Abstract

Imaging and time resolved coincidence techniques are combined to determine ion-electron (VO+,Ve,P) velocity vector correlations in dissociative photoionization (DPI) of the O2 molecule induced by linearly polarized synchrotron radiation (P). The ion-electron kinetic energy correlations identify each DPI process by its reaction pathway, intermediate molecular state and dissociation limit. The 4π collection of ions and electrons provides their branching ratios. Up to 12 DPI processes are identified in the 20–28 eV range. Photoionization into the O2+(B 2∑g−) in the Franck–Condon (FC) region populating the [O+(4S)+O(3P)] limit is the dominant process. In the 22.3–24 eV region excitation of the O2*(3 2∏u,nsσg) Rydberg series, followed by dissociation and atomic autoionization to the [O+(2D)+O(3P)] limit reaches about 10% of the DPI flux.
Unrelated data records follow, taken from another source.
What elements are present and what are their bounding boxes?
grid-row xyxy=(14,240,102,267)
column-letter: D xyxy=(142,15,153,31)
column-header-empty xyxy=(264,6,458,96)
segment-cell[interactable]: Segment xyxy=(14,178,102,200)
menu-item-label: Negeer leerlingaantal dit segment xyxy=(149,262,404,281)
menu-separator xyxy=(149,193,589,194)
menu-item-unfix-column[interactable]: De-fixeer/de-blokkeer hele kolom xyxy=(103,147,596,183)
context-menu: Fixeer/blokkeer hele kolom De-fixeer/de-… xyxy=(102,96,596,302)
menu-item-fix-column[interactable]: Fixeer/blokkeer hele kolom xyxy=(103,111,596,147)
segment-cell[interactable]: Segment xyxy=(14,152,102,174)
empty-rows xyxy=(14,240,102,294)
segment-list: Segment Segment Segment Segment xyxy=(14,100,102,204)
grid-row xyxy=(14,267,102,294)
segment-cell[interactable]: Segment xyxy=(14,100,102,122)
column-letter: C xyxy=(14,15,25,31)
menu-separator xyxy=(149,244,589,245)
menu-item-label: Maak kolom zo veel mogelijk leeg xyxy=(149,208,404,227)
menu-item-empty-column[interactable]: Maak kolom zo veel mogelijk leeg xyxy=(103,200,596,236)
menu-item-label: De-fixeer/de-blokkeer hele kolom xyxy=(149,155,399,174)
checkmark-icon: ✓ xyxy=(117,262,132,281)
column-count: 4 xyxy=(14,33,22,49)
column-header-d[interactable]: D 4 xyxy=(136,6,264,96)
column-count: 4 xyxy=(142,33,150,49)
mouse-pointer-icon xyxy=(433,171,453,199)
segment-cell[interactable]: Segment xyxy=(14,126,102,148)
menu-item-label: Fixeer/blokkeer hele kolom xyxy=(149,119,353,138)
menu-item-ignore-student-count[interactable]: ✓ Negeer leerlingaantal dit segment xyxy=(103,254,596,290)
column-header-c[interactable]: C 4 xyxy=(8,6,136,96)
A new DPI process is identified in the same energy range, which populates the [O+(4S)+O(1D)] limit. At higher energies the relative weight of the four distinct processes which correspond to ionization into the O2+(3 2∏u) and O2+(c 4∑u−) states in the FC region and population of distinct excited limits is evaluated. The spatial analysis of the (VO+,Ve,P) vector correlation for selected processes will be discussed in a companion paper.